A wide clearing, carved with impossible precision, lay nestled against the mountains. The stone was smoothed by ancient tools, the sheer rock faces punctuated by crumbling arches and broken battlements. Structures melded into the cliffside, almost as if the mountains themselves had swallowed an ancient fortress whole.

Most of the stronghold remained hidden, buried within the rock.

Even Amber, usually quick to quip, fell silent at the sight.

Rebecca stared in awe. Ser Byron reached instinctively for his sword.

All three gazed, wide-eyed, upon the lost remnants of a forgotten age.

Gwayne's keen eyes roamed the ruin. He stopped by a collapsed pile of rubble, half-buried in the soil.

There—half-protruding from the ground—was a corroded, broken sword, blackened with time.

He knelt, brushing the dirt away carefully, and saw the faint carving at its base:

16th Company – Commander Cole lies here.

Rebecca's voice, small and uncertain, drifted from behind him: "What... what is this place?"

Gwayne rose slowly, a shadow in his eyes.

"When we crossed the Whitewater, we faced pursuit," he said quietly. "The 16th held the rear.

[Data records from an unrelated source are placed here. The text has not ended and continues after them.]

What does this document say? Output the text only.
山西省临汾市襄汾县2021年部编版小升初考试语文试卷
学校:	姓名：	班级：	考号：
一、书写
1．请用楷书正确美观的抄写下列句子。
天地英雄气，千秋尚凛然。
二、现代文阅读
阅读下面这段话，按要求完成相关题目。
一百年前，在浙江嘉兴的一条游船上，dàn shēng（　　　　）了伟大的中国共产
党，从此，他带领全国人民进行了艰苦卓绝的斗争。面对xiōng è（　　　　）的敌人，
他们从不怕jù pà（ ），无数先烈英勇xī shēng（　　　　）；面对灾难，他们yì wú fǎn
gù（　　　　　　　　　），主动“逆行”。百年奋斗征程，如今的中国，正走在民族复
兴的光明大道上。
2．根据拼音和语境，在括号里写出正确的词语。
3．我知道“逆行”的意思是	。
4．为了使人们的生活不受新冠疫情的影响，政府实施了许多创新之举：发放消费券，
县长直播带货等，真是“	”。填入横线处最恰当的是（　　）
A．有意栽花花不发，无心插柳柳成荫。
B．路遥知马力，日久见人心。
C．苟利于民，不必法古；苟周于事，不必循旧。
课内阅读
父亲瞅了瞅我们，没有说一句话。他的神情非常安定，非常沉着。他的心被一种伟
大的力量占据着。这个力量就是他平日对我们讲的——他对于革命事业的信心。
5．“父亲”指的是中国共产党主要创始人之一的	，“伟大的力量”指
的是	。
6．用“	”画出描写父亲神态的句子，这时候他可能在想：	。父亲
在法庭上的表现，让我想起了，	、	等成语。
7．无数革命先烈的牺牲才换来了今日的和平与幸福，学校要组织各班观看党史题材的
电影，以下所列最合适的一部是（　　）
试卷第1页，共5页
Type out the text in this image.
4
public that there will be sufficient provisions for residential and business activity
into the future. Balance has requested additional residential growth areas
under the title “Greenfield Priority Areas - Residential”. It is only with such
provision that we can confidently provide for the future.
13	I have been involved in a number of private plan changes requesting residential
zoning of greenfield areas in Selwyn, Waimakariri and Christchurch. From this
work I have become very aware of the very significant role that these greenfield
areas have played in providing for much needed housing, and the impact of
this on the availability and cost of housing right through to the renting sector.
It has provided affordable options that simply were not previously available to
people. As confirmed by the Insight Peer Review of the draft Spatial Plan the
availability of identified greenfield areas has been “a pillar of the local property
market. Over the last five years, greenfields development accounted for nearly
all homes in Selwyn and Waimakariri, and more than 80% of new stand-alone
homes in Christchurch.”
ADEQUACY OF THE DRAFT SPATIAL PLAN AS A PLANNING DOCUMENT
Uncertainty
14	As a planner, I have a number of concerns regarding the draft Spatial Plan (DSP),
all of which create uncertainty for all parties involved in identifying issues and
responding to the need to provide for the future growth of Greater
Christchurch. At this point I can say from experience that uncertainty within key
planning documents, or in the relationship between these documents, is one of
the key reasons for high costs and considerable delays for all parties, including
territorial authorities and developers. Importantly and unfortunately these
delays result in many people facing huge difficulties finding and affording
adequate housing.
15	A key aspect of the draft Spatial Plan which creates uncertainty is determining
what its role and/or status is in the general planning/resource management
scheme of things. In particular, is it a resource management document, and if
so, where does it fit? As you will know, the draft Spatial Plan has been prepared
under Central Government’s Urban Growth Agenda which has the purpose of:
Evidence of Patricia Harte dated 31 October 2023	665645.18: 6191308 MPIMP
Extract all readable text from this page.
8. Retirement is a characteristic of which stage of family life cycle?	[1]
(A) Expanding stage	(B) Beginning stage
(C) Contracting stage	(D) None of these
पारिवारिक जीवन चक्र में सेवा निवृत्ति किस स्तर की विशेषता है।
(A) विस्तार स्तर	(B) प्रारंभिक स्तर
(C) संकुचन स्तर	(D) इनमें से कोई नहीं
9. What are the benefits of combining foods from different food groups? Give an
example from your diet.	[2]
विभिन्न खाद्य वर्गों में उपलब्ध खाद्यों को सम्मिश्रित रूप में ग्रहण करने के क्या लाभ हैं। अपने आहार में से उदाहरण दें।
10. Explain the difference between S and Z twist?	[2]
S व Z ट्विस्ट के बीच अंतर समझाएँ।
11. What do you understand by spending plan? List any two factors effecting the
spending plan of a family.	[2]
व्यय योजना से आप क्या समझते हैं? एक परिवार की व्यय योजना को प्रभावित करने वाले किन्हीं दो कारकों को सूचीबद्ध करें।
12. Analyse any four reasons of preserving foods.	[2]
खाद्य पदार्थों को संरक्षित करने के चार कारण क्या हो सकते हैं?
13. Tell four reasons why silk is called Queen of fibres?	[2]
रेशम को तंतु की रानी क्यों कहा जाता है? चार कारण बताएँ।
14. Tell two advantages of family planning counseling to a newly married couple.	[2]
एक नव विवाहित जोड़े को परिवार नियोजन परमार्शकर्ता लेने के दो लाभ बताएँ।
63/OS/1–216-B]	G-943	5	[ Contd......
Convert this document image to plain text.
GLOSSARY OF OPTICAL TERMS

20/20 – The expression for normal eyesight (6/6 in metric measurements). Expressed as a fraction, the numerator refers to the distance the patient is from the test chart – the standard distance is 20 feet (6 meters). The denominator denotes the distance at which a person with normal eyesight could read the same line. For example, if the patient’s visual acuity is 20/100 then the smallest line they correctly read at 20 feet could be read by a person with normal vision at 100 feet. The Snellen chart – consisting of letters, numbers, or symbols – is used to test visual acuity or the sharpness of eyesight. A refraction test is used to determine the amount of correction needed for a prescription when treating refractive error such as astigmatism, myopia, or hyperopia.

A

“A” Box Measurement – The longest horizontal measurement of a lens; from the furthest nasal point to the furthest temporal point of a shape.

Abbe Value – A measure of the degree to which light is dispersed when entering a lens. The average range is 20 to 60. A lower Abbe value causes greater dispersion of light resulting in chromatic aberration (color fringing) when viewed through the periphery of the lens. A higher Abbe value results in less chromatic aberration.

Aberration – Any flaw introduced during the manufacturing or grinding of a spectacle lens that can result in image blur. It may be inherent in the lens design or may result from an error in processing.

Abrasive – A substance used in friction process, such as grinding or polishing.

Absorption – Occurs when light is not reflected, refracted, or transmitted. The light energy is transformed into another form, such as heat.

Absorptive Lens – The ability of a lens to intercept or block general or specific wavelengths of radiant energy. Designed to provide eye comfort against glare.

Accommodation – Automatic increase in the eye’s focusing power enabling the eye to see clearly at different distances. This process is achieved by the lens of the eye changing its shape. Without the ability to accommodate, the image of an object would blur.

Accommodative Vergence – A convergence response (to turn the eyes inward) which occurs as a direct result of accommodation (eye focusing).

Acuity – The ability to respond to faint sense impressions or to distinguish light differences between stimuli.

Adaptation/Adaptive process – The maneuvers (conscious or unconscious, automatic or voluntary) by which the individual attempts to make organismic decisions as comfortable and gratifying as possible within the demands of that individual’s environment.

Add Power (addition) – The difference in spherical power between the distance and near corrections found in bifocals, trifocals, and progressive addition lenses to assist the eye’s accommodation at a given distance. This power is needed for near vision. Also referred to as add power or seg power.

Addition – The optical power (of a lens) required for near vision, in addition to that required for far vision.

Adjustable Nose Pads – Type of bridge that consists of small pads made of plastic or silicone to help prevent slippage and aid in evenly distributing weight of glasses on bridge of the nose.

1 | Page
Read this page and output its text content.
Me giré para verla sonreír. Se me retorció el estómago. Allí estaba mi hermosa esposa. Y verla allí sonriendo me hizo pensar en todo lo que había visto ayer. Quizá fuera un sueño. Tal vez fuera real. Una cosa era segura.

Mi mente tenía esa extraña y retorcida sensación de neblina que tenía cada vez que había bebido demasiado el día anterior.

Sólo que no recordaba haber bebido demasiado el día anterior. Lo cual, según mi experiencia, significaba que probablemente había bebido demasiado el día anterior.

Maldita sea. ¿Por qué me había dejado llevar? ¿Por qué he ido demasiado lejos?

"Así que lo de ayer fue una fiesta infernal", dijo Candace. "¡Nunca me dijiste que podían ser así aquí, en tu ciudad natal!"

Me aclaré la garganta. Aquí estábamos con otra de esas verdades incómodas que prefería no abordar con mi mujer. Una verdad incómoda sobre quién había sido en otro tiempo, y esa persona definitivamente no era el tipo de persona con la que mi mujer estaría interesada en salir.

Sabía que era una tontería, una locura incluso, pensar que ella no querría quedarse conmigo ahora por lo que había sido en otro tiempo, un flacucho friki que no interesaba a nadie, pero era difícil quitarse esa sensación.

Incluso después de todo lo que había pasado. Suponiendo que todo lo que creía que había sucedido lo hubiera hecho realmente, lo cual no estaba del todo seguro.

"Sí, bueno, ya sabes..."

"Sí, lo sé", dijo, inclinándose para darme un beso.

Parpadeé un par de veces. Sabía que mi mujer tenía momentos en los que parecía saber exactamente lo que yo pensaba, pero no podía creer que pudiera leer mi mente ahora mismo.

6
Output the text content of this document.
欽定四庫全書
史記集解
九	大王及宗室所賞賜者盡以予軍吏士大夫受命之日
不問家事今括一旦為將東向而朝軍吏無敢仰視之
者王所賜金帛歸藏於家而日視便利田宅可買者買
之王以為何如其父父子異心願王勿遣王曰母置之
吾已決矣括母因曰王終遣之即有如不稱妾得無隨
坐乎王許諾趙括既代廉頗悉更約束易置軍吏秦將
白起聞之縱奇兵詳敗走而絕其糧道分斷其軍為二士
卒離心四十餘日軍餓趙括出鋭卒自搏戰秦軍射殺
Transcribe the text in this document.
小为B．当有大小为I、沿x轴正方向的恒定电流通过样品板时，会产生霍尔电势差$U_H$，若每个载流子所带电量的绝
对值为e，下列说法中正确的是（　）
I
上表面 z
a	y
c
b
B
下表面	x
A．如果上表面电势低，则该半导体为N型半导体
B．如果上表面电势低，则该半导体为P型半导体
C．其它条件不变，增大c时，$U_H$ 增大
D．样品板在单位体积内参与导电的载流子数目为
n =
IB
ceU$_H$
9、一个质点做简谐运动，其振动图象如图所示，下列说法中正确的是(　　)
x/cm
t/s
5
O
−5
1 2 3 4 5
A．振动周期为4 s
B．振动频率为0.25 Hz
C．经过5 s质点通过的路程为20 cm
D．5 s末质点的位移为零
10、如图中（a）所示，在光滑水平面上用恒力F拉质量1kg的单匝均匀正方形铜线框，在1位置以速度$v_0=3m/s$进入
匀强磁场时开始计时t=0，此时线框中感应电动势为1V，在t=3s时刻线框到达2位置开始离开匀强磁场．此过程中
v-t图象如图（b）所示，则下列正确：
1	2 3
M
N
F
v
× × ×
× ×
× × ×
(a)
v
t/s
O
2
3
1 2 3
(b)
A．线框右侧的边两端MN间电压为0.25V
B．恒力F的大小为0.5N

None survived."

He rested a hand on the weathered stones. "They fell back here—the last of them. Tried to make a stand. But the tide of corruption was too strong. We never reclaimed these lands—not in my lifetime. By the time the magic storms faded... everyone had forgotten."

Ser Byron unsheathed his sword in solemn respect, pressing it to his breast. He bowed low before the makeshift grave.

The fallen warriors here had a tomb, of sorts. But whoever had buried them... had long since vanished into the dust of time.

Gwayne lingered a moment longer, then found a stone and placed it atop the mound.

"Rest well," he murmured. "Your brothers and sisters lived on. Your sacrifice was not in vain."

In that instant, he did not speak as a traveler from another world—but as Gwayne Seawright himself, one of their own.

Turning back to his companions, he nodded toward a nearby archway, half-sunken into the cliff.

"Come," he said.

"Let me show you what your ancestors left behind."